Construction began immediately after getting the notification that they were ready to go, Byron Adams, Director of the Center for Student Success and Belonging and Interim University Diversity Officer, said. Adams also said that the project is progressing well and is expected to be completed in late November if everything continues to go according to plan.
Adams said that this was a long overdue project, and anything state-funded typically goes through a tedious process. It took almost a decade to get the approval they needed to begin the construction since the plans had to be approved by the border regions and then at the UW System.
Most of the renovations being made to the building are just for general upkeep. The MEC is over 80 years old now, and needed a lot of changes to keep up to codes. Many challenges come with renovating this building because it’s a historical landmark, so it’s on the Wisconsin Historical Registry so people are limited to what they can physically do to the building.
While they can’t knock down walls, they have made changes including maintenance to the exterior, including reroofing the shingles, redoing the porch, and more drastic changes like adding an accessibility ramp and adding an ADA-approved bathroom.
All of the changes are going to boost the overall look to the building, but Adams said he hopes it also brings in more student engagement.
“It’s a student-centered building, and so having a facility where students feel like it’s somewhat up to code and standards and having some kind of modern technology, is important,” he said.
This renovation is all part of a campus capital project, of getting UWO up-to-date with some newer facilities, and renovation of some older ones. Because of this change, the Campus Center for Equity and Diversity buildings, including the Women’s Center and the LGBTQ+ Resource Center, will be closing and will not reopen.

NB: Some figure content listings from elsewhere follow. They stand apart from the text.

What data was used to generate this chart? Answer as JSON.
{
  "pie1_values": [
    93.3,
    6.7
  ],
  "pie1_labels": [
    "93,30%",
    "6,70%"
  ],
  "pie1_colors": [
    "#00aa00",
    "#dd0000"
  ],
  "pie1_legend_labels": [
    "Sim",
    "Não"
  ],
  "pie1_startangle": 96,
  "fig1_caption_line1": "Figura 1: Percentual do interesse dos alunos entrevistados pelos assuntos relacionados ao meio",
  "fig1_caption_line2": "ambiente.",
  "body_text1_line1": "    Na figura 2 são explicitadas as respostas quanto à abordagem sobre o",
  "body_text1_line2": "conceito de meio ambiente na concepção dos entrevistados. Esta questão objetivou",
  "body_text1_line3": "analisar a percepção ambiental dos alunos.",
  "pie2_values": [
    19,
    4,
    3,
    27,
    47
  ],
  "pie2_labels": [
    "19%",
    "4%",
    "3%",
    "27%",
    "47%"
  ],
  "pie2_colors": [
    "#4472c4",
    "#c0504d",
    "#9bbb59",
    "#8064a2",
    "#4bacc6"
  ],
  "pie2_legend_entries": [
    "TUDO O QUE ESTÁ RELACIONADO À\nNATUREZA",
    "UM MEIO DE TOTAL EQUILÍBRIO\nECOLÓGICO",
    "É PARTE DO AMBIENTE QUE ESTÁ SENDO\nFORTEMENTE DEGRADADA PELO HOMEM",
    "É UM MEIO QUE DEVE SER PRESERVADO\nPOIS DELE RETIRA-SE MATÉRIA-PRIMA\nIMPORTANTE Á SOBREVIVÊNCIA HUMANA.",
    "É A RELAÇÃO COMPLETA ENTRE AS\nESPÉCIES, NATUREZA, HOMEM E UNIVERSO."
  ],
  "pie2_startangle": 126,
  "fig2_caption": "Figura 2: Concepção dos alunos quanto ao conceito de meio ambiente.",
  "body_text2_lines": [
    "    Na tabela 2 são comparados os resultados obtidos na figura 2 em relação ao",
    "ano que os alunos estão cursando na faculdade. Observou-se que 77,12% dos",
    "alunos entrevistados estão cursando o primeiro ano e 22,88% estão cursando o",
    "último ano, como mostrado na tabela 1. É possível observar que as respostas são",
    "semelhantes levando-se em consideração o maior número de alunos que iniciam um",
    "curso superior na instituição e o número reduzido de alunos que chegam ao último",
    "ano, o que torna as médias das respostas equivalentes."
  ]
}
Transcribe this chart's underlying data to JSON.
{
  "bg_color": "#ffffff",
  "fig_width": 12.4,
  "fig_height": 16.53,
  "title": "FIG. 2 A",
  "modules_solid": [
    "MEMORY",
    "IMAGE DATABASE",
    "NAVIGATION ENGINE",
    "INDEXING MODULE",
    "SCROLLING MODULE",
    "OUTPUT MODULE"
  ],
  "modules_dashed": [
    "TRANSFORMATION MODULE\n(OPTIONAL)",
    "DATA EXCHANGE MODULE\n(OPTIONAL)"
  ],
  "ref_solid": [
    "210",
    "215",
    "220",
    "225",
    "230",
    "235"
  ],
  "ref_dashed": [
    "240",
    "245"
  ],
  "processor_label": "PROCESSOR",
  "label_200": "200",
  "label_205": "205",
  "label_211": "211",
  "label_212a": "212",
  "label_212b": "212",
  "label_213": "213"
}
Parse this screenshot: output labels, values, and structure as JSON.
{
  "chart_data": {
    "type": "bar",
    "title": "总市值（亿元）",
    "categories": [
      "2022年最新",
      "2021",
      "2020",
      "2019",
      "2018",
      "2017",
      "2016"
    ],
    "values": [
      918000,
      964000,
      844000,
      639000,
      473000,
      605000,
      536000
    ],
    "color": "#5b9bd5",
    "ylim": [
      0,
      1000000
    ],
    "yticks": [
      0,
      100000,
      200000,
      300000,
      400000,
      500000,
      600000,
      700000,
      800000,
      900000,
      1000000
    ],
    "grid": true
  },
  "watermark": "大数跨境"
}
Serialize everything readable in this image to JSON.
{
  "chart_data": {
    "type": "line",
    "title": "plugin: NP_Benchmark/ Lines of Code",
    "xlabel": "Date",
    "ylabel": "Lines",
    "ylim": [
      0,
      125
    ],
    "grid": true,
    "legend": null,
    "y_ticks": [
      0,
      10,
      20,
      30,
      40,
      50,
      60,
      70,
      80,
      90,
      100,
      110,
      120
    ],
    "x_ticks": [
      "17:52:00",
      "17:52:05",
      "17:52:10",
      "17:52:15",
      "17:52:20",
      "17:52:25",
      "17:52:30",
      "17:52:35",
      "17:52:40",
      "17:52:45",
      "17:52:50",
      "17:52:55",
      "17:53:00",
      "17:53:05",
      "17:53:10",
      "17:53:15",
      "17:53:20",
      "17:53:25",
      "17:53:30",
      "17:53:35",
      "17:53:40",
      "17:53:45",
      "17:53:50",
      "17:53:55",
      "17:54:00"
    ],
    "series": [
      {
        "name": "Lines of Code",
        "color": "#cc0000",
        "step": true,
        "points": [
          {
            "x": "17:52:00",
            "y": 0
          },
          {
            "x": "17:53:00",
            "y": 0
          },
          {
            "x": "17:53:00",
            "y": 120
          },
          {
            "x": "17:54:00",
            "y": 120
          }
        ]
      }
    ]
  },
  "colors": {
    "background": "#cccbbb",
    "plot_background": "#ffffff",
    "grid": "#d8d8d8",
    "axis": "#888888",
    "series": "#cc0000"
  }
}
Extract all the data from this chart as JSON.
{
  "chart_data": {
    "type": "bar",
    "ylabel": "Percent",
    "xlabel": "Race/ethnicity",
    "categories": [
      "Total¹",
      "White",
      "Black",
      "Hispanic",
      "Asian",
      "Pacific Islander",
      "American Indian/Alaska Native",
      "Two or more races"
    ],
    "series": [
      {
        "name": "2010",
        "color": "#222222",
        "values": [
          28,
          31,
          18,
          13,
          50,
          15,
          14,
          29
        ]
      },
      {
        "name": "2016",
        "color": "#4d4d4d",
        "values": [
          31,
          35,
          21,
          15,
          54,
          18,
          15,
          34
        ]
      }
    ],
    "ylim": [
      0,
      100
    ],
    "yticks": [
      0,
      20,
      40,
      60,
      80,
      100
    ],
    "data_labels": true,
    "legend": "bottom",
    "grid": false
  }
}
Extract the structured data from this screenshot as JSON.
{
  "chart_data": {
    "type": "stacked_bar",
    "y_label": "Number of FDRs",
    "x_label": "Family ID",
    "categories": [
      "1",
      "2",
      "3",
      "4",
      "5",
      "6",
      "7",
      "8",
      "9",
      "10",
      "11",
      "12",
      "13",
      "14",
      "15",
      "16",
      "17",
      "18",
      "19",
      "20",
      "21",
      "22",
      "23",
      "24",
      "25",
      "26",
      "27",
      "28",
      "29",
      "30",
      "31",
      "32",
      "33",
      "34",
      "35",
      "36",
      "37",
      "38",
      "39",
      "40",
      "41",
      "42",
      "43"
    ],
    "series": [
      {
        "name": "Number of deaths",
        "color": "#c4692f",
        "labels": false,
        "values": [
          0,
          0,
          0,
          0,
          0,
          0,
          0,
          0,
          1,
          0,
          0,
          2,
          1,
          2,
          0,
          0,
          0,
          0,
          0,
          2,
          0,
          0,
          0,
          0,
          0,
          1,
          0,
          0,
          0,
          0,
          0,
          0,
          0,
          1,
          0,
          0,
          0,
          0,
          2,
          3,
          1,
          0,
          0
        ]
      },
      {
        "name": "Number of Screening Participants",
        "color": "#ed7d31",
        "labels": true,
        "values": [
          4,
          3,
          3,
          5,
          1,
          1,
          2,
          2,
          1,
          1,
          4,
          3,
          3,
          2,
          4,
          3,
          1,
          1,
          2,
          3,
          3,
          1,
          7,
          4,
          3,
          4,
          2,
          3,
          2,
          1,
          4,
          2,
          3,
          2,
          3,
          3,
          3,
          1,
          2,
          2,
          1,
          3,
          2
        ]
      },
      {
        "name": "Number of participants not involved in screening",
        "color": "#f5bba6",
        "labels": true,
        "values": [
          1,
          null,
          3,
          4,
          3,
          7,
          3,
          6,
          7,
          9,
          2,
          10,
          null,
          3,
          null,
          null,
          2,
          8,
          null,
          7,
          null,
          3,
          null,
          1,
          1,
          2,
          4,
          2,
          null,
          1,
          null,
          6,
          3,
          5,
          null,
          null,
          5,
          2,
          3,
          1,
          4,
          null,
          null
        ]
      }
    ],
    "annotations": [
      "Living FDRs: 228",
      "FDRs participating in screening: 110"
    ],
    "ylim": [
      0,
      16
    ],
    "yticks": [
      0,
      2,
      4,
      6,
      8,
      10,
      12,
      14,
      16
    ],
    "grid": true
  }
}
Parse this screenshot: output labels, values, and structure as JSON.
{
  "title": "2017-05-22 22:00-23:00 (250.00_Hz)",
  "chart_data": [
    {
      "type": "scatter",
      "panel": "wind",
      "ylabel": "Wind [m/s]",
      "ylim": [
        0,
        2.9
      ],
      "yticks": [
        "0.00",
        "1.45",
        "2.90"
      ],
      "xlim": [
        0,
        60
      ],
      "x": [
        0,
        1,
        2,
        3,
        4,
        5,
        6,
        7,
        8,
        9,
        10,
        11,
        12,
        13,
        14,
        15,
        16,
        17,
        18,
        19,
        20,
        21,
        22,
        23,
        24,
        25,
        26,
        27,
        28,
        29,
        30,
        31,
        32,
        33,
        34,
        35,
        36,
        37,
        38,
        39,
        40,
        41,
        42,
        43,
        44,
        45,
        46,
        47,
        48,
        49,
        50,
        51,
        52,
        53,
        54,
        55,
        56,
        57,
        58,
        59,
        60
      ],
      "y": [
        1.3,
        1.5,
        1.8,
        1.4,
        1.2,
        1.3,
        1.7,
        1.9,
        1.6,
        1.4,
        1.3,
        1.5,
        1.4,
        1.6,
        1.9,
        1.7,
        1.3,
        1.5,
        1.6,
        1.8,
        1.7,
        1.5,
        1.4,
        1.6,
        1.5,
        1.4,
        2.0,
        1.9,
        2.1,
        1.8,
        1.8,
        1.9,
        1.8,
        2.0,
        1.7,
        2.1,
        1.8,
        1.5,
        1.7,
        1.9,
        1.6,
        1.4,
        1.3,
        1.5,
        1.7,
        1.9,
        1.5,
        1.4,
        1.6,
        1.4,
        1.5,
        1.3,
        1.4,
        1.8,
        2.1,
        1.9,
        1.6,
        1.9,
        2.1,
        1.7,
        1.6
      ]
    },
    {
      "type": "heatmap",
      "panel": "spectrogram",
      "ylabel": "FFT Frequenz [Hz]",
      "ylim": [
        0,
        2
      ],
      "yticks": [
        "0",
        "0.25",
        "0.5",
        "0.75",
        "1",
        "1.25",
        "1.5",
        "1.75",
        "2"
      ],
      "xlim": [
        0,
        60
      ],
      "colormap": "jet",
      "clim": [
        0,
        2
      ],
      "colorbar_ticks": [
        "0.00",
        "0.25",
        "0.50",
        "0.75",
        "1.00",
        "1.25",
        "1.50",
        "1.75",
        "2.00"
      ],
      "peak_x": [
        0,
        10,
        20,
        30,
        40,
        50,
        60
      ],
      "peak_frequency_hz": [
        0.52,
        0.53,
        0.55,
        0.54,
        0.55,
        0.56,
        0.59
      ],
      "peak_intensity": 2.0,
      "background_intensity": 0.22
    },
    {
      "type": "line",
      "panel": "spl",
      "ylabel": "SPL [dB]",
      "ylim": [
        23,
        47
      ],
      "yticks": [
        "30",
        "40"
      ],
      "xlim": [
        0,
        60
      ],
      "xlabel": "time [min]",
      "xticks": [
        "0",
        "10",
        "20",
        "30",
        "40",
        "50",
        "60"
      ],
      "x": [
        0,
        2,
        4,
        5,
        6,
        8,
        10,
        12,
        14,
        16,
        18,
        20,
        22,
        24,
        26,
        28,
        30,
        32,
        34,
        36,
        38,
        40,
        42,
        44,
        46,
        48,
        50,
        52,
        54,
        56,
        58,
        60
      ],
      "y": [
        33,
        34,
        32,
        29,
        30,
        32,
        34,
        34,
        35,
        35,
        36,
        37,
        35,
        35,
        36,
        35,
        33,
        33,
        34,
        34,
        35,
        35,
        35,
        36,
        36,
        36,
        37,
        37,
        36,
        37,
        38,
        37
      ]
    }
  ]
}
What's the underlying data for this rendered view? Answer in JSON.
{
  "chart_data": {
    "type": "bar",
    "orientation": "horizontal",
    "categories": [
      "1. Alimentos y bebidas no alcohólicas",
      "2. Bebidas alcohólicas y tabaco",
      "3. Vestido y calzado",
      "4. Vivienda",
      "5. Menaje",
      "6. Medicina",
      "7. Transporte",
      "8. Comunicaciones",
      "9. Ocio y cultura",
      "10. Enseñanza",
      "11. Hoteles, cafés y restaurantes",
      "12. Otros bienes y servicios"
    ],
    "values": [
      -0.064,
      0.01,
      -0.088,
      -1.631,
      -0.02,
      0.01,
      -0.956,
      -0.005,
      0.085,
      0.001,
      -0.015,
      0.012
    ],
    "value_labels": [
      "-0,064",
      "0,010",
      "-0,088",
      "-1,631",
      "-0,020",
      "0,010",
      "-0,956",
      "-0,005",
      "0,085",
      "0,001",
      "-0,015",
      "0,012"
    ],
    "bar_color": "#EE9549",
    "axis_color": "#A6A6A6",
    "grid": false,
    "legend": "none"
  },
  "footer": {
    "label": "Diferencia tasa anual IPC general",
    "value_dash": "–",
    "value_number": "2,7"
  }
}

Adams strongly believes that a partnership between these groups alongside the MEC will allow the same services to be held in the newly renovated building and in the new addition to Reeve Union, called the Hub.
“We’re hoping that even though we lost the physical space of our LGBTQ+ Center and our Women’s Center, we still have the services and the support… We just lost the physical space,” Adams said. “We’re hoping, like with the Multicultural Center, we can provide some gender pride equity space, again, just to offset that because we’re losing that facility.”
Adams said that students who have the needs for these spaces still exist, and he always wants to make sure the school is still providing services and support to the students who need it.
“The financial issues we’ve been having as an institution… and kind of where things are happening right now with the [Diversity, Equity and Inclusion (DEI)], in the state, there’s some pushback on DEI services and all that kind of stuff,” Adams said. “And so we’re just looking for new ways to just ingrain and kind of weave in DEI within the school system.”
This new space will allot a community for students, and the campus is excited to be able to keep the facility, Adams said, which came as a result of Black Thursday, a civil rights demonstration at UWO from the late sixties.
“The fact that we’re having it physically as a symbol there and also providing services that actually do that, that bring people in and build community is great,” Adams said. “I’m just glad we’re able to keep that, and I think it’s an exciting project.”